Human remains dogs are distinct from the dogs that search for escaped felons and the dogs that search for whole cadavers. They are trained to alert their owners when they detect the specific scents of decomposed human tissue. They can pinpoint the location of a corpse at the bottom of a lake by sniffing the water’s surface for the gases and fats that float up from the rotting remains. They can detect the lingering scent molecules of a decomposing body up to fourteen months after the killer lugged it away.

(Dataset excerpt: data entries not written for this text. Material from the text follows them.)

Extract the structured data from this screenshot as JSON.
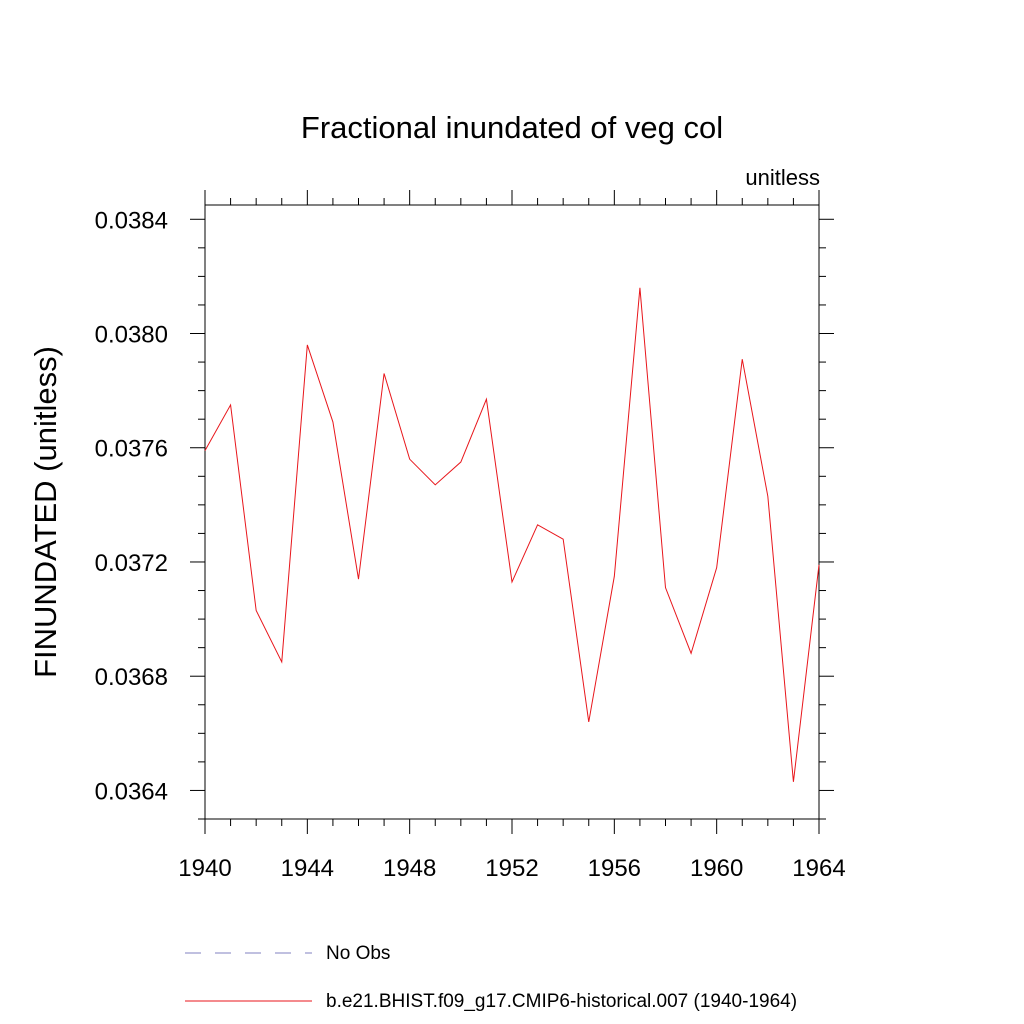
{
  "chart_data": {
    "type": "line",
    "title": "Fractional inundated of veg col",
    "units_label": "unitless",
    "xlabel": "",
    "ylabel": "FINUNDATED  (unitless)",
    "xlim": [
      1940,
      1964
    ],
    "ylim": [
      0.0363,
      0.03845
    ],
    "x_ticks": [
      1940,
      1944,
      1948,
      1952,
      1956,
      1960,
      1964
    ],
    "y_ticks": [
      0.0364,
      0.0368,
      0.0372,
      0.0376,
      0.038,
      0.0384
    ],
    "y_tick_labels": [
      "0.0364",
      "0.0368",
      "0.0372",
      "0.0376",
      "0.0380",
      "0.0384"
    ],
    "x_tick_labels": [
      "1940",
      "1944",
      "1948",
      "1952",
      "1956",
      "1960",
      "1964"
    ],
    "x": [
      1940,
      1941,
      1942,
      1943,
      1944,
      1945,
      1946,
      1947,
      1948,
      1949,
      1950,
      1951,
      1952,
      1953,
      1954,
      1955,
      1956,
      1957,
      1958,
      1959,
      1960,
      1961,
      1962,
      1963,
      1964
    ],
    "series": [
      {
        "name": "b.e21.BHIST.f09_g17.CMIP6-historical.007 (1940-1964)",
        "color": "#e8161b",
        "style": "solid",
        "values": [
          0.03759,
          0.03775,
          0.03703,
          0.03685,
          0.03796,
          0.03769,
          0.03714,
          0.03786,
          0.03756,
          0.03747,
          0.03755,
          0.03777,
          0.03713,
          0.03733,
          0.03728,
          0.03664,
          0.03715,
          0.03816,
          0.03711,
          0.03688,
          0.03718,
          0.03791,
          0.03743,
          0.03643,
          0.03719
        ]
      }
    ],
    "legend": [
      {
        "label": "No Obs",
        "color": "#8080c0",
        "style": "dashed"
      },
      {
        "label": "b.e21.BHIST.f09_g17.CMIP6-historical.007 (1940-1964)",
        "color": "#e8161b",
        "style": "solid"
      }
    ]
  }
}
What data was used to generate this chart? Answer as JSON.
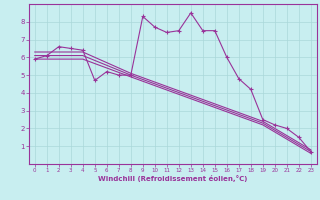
{
  "xlabel": "Windchill (Refroidissement éolien,°C)",
  "bg_color": "#c8eef0",
  "grid_color": "#aad8da",
  "line_color": "#993399",
  "xlim": [
    -0.5,
    23.5
  ],
  "ylim": [
    0,
    9.0
  ],
  "xticks": [
    0,
    1,
    2,
    3,
    4,
    5,
    6,
    7,
    8,
    9,
    10,
    11,
    12,
    13,
    14,
    15,
    16,
    17,
    18,
    19,
    20,
    21,
    22,
    23
  ],
  "yticks": [
    1,
    2,
    3,
    4,
    5,
    6,
    7,
    8
  ],
  "line1_x": [
    0,
    1,
    2,
    3,
    4,
    5,
    6,
    7,
    8,
    9,
    10,
    11,
    12,
    13,
    14,
    15,
    16,
    17,
    18,
    19,
    20,
    21,
    22,
    23
  ],
  "line1_y": [
    5.9,
    6.1,
    6.6,
    6.5,
    6.4,
    4.7,
    5.2,
    5.0,
    5.0,
    8.3,
    7.7,
    7.4,
    7.5,
    8.5,
    7.5,
    7.5,
    6.0,
    4.8,
    4.2,
    2.5,
    2.2,
    2.0,
    1.5,
    0.7
  ],
  "line2_x": [
    0,
    4,
    8,
    19,
    23
  ],
  "line2_y": [
    6.3,
    6.3,
    5.1,
    2.4,
    0.8
  ],
  "line3_x": [
    0,
    4,
    8,
    19,
    23
  ],
  "line3_y": [
    6.1,
    6.1,
    5.0,
    2.3,
    0.7
  ],
  "line4_x": [
    0,
    4,
    8,
    19,
    23
  ],
  "line4_y": [
    5.9,
    5.9,
    4.9,
    2.2,
    0.6
  ]
}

I had trouble believing this when I heard it. I no longer have trouble. The soles of my boots, despite washing and soaking in Clorox, would smell of corpse for months after my visit.
Ron drives us and our little cloud of stink to a riverside restaurant for lunch. The hostess is young and pink and clean-looking. Her plump forearms and tight-fitting skin are miracles. I imagine her smelling of talcum powder and shampoo, the light, happy smells of the living. We stand apart from the hostess and the other customers, as though we were traveling with an ill-tempered, unpredictable dog. Arpad signals to the hostess that we are three. Four, if you count The Smell.
“Would you like to sit indoors…?”
Arpad cuts her off. “Outdoors. And away from people.”
That is the story of human decay. I would wager that if the good people of the eighteenth and nineteenth centuries had known what happens to dead bodies in the sort of detail that you and I now know, dissection might not have seemed so uniquely horrific. Once you’ve seen bodies dissected, and once you’ve seen them decomposing, the former doesn’t seem so dreadful. Yes, the people of the eighteenth and nineteenth centuries were buried, but that only served to draw out the process. Even in a coffin six feet deep, the body eventually decomposes. Not all the bacteria living in a human body require oxygen; there are plenty of anaerobic bacteria up to the task.
Nowadays, of course, we have embalming. Does this mean we are spared the unsavory fate of gradual liquefaction? Has modern mortuary science created an eternity free from unpleasant mess and stains? Can the dead be aesthetically pleasing? Let’s go see!
An eye cap is a simple ten-cent piece of plastic. It is slightly larger than a contact lens, less flexible, and considerably less comfortable. The plastic is repeatedly lanced through, so that small, sharp spurs stick up from its surface. The spurs work on the same principle as those steel spikes that threaten Severe Tire Damage on behalf of rental car companies: The eyelid will come down over an eye cap, but, once closed, will not easily open back up. Eye caps were invented by a mortician to help dead people keep their eyes shut.